Accordingly, the results from WGS for the strains with trimethoprim resistance were different. They found mutations outside the coding region of folA, in its promoter region, as well as a recurring mutation in the dnaQ gene which generated a hypermutator phenotype:

We found that three out of six WT sequenced trimethoprim-evolved strains contained a point mutation in the dnaQ gene (all strains had the same dnaQ(I33N) mutation) none of the Δmfd strains contained any mutations in the dnaQ gene.

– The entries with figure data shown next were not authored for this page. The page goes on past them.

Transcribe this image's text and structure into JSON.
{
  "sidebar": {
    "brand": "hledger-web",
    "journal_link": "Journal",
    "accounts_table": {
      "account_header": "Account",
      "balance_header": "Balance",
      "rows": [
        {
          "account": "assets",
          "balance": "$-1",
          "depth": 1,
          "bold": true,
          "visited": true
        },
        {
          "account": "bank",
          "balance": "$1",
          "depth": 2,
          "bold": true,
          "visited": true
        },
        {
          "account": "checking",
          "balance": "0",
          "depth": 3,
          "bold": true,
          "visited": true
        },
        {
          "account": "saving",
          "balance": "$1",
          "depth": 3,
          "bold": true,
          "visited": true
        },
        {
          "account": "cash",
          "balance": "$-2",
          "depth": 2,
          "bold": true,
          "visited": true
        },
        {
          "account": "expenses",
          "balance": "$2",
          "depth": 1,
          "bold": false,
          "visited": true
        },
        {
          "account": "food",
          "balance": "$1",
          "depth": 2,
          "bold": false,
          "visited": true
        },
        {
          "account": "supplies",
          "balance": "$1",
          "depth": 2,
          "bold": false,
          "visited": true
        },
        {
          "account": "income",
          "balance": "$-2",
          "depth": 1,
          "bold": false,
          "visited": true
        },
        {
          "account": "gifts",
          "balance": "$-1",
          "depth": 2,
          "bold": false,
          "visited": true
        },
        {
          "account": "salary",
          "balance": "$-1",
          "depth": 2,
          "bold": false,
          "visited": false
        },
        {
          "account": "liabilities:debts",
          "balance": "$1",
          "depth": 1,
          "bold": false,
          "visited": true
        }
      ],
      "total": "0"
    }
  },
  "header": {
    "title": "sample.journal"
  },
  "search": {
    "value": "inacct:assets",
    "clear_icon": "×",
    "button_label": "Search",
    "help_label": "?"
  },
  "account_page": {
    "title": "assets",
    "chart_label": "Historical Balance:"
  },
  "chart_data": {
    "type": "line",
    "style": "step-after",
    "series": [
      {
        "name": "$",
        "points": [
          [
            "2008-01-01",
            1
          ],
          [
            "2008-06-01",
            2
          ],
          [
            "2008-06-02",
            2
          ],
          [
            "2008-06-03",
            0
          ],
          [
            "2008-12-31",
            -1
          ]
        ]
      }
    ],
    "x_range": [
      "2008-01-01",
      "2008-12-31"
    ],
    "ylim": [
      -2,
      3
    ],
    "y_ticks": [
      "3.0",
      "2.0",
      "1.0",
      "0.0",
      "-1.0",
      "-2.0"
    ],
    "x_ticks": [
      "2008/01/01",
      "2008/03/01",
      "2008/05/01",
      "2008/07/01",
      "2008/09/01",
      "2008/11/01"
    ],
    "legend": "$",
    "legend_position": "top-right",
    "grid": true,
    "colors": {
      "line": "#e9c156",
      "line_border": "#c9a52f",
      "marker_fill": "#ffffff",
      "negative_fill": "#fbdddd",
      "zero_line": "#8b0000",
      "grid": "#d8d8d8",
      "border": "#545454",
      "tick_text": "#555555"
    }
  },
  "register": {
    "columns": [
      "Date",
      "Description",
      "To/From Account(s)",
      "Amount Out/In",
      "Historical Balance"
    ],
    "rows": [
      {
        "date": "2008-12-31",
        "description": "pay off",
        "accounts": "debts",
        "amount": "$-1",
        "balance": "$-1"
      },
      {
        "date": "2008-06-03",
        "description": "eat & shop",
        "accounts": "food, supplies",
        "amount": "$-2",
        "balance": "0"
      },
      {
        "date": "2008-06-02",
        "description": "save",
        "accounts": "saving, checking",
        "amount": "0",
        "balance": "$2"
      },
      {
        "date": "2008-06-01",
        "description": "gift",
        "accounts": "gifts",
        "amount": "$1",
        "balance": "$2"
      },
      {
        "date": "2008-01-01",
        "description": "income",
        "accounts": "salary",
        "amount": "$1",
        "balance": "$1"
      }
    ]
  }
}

Consistent with the hypermutator mutation they found 600 accumulated mutations across the genome, which they note will need to be studied to see if they are playing a functional role or are just hitchhiker mutations. The observation that a very specific dnaQ mutation was generated multiple times independently suggests that the Mfd protein plays a critical role in which specific regions of the genome will change in response to the presence of toxins (antibiotics).

An Icon of Evolution

Antibiotic resistance is an icon of observable evolution; however, the extent to which chance mutations underpin the phenomenon remains uncertain. Darwinian evolution hinges upon random events, such as mutations induced by ionizing radiation or mistakes from DNA copying machinery. Yet, the pivotal findings of this investigation highlight that a substantial fraction of antibiotic resistance stems not from stochastic mutations but rather from bacterial pre-programmed mutation-inducing mechanisms, facilitated by the protein Mfd, which plays a strategic role in directing the specific genomic regions where changes will occur. This in turn confers antibiotic resistance. 

This demonstrates that directed mutagenesis is critically timed to antibiotic resistance and thereby calls into question the common portrayal of antibiotic resistance as an example of Darwinian evolution unfolding in real time. For now, the burden of proof has increased for those that rely on any chance-based theory of origins, because now they must explain the emergence of this programmed mechanism. And they have lost some of the mutations they were relying on to do so, as this research shows that much of what they’ve claimed were truly random mutations are now clearly occurring under programmed control.

Accordingly, these findings are more consistent with the theory of intelligent design. ID predicts that things that look like evolution are actually the result of design mechanisms built into organisms — in this case, mechanisms that harness stochasticity toward a functional end, rather than the chance-driven process of Darwinian evolution.

References

  • Kunst, F., N. Ogasawara, I. Moszer, A. M. Albertini, G. Alloni, V. Azevedo, M. G. Bertero, et al. 1997. “The Complete Genome Sequence of the Gram-Positive Bacterium Bacillus Subtilis.” Nature 390 (6657): 249–56.
  • Ragheb, Mark N., Maureen K. Thomason, Chris Hsu, Patrick Nugent, John Gage, Ariana N. Samadpour, Ankunda Kariisa, et al. 2019. “Inhibiting the Evolution of Antibiotic Resistance.” Molecular Cell 73 (1): 157–65.e5.